Sie sind hier

Abo

Berlin

Wem gehört Berlin?

Das starke Wachstum in Berlin hat Folgen: Die Mietpreise steigen ins Unermessliche. An einem Podium zum Thema Mieten bekam Fernweh-Autor Donat Blum letzte Woche haarsträubende Geschichten zu hören.

Das Sport- und Erholungszentrum SEZ wurde 1981 im damaligen Ost-Berlin als Prestige-Bau eröffnet. Nach der Wende ging es an den Berliner Senat über, der es eingehen liess und 2003 für einen Euro an einen privaten Investor verkaufte. Bild: Donat Blum
  • Dossier

Donat Blum

Von aussen schwer vorstellbar: Die Glasfassade ist rundherum mit Absperrgittern und Brettern verrammelt. Die Vermutung liegt nahe, dass der Investor ein minimales Freizeit-Angebot reaktiviert hat, um der angedrohten Busse und Aufforderung zur Rückgabe des Grundstückes wegen Vertragsbruchs zu entgehen. Die beiden Parteien befinden sich seit Jahren im Rechtsstreit. Der Berliner Senat möchte das Gebäude und Grundstück zurück. Der Investor denkt nicht daran. In der Stadt Land zu besitzen, ist derzeit selbst ohne Nutzung äusserst lukrativ: Der Quadratmeterpreis ist in den letzten zehn Jahren um bis zu 1000 Prozent gestiegen.


Aus Bahntrassees wird Wohnraum
Solche Baugeschichten gehören zu Berlin wie der Fernsehturm, Brachen und leer stehende Gebäude. Noch. Eine Kollegin, die in einem Hausprojekt im Ostteil der Stadt aufgewachsen ist, bedauert, Berlin sei nicht mehr, was es früher gewesen sei: Alles werde zugebaut, es werde immer enger, eine neue Wohnung zu finden, sei zum Spiessrutenlauf geworden. Vor drei Jahren hat sie die Stadt verlassen.

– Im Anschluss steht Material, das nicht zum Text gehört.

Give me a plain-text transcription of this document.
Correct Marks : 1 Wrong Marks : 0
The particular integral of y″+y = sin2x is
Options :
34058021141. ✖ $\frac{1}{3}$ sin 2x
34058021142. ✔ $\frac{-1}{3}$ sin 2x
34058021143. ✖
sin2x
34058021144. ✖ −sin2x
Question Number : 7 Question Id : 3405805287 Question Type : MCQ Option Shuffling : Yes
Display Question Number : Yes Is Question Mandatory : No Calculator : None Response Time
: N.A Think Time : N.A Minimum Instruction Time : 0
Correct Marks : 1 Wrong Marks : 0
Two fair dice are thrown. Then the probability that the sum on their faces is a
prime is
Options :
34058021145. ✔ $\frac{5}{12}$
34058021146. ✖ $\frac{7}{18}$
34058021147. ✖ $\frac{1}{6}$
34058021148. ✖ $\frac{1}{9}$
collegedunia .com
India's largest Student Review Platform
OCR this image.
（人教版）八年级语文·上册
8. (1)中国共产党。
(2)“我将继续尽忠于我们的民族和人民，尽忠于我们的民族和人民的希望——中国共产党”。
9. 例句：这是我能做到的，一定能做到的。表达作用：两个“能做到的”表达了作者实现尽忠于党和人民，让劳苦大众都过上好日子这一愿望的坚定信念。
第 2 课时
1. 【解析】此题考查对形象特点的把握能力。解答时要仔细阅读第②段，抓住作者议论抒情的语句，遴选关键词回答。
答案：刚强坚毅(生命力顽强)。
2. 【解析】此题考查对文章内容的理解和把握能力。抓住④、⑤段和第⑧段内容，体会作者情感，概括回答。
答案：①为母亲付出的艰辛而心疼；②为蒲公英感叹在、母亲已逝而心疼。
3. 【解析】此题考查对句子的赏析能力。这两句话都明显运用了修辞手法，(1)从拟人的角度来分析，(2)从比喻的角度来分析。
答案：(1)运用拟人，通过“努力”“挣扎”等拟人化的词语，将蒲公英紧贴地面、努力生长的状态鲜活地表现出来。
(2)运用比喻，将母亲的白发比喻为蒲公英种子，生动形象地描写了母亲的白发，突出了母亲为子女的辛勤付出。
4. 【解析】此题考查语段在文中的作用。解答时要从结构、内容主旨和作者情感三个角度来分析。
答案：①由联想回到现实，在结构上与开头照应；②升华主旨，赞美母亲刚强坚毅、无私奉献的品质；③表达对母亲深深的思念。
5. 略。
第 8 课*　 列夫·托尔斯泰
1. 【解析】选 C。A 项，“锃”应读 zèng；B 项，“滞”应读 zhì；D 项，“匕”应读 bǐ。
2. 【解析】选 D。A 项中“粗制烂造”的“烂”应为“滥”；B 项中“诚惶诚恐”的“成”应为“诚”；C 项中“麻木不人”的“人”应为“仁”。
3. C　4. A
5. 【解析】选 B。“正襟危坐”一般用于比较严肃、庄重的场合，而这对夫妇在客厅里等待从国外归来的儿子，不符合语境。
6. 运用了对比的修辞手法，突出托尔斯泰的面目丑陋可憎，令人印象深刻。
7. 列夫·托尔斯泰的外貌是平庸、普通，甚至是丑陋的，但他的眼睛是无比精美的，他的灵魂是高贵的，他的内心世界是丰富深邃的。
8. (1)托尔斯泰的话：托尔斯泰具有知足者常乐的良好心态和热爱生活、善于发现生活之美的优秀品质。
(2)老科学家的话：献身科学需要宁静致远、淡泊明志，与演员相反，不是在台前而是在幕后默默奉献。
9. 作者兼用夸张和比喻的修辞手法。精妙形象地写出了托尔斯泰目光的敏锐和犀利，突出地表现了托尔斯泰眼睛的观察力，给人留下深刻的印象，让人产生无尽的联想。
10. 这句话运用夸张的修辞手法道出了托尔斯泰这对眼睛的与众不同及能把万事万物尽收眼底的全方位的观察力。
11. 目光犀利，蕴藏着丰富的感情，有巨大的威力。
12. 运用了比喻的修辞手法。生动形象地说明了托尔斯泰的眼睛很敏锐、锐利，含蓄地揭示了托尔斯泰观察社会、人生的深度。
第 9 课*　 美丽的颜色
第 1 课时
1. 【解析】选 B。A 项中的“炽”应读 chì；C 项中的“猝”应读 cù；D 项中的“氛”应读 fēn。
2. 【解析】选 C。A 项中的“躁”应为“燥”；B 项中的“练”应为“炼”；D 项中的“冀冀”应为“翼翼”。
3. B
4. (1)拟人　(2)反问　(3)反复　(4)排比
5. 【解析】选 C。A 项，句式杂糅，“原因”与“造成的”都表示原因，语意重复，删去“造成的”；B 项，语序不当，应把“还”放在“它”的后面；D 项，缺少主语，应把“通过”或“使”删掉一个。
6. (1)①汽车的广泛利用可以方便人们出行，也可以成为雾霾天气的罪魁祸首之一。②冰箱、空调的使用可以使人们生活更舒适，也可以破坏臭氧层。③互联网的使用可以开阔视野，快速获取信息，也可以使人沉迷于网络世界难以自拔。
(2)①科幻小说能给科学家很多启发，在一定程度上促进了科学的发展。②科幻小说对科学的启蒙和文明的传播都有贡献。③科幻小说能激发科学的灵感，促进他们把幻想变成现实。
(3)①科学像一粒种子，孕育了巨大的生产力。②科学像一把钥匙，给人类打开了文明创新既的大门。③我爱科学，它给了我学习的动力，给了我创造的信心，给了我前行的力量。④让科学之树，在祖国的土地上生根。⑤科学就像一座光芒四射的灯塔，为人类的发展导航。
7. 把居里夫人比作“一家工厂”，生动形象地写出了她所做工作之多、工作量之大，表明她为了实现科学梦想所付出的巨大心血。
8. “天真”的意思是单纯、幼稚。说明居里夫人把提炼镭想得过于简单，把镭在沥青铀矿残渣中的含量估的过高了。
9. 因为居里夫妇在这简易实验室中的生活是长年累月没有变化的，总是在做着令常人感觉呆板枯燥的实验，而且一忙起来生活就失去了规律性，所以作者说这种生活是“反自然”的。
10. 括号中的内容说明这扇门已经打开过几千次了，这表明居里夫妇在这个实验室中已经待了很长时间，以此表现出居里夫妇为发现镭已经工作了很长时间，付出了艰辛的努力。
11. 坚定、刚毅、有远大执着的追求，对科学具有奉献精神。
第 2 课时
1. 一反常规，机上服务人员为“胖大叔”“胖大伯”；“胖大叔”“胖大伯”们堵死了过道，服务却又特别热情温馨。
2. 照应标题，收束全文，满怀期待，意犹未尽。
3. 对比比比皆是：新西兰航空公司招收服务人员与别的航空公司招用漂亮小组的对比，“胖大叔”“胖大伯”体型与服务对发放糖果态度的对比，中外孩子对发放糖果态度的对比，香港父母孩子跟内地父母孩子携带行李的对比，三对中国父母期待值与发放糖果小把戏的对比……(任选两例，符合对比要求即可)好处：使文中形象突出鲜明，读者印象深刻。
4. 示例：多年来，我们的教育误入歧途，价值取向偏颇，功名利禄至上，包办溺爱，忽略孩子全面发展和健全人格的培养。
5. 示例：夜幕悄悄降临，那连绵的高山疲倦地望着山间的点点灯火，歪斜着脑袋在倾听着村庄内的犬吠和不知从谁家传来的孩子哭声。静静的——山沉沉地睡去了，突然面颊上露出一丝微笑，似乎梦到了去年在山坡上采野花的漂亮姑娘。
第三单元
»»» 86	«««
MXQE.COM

Sie hat nicht unrecht. Vor allem im Vergleich zu vor 18 Jahren, als ich zum ersten Mal hergekommen bin, fällt auf: Es wurde und wird viel gebaut in Berlin. Die Deutsche Bahn hat unzählige Quadratmeter ungenutzten Trassees freigegeben. Überall entstehen Neubausiedlungen. Und während ich das hier schreibe, werden direkt gegenüber von meinem Fenster zwei Gründerzeithäuser mit Maisonettewohnungen aufgestockt.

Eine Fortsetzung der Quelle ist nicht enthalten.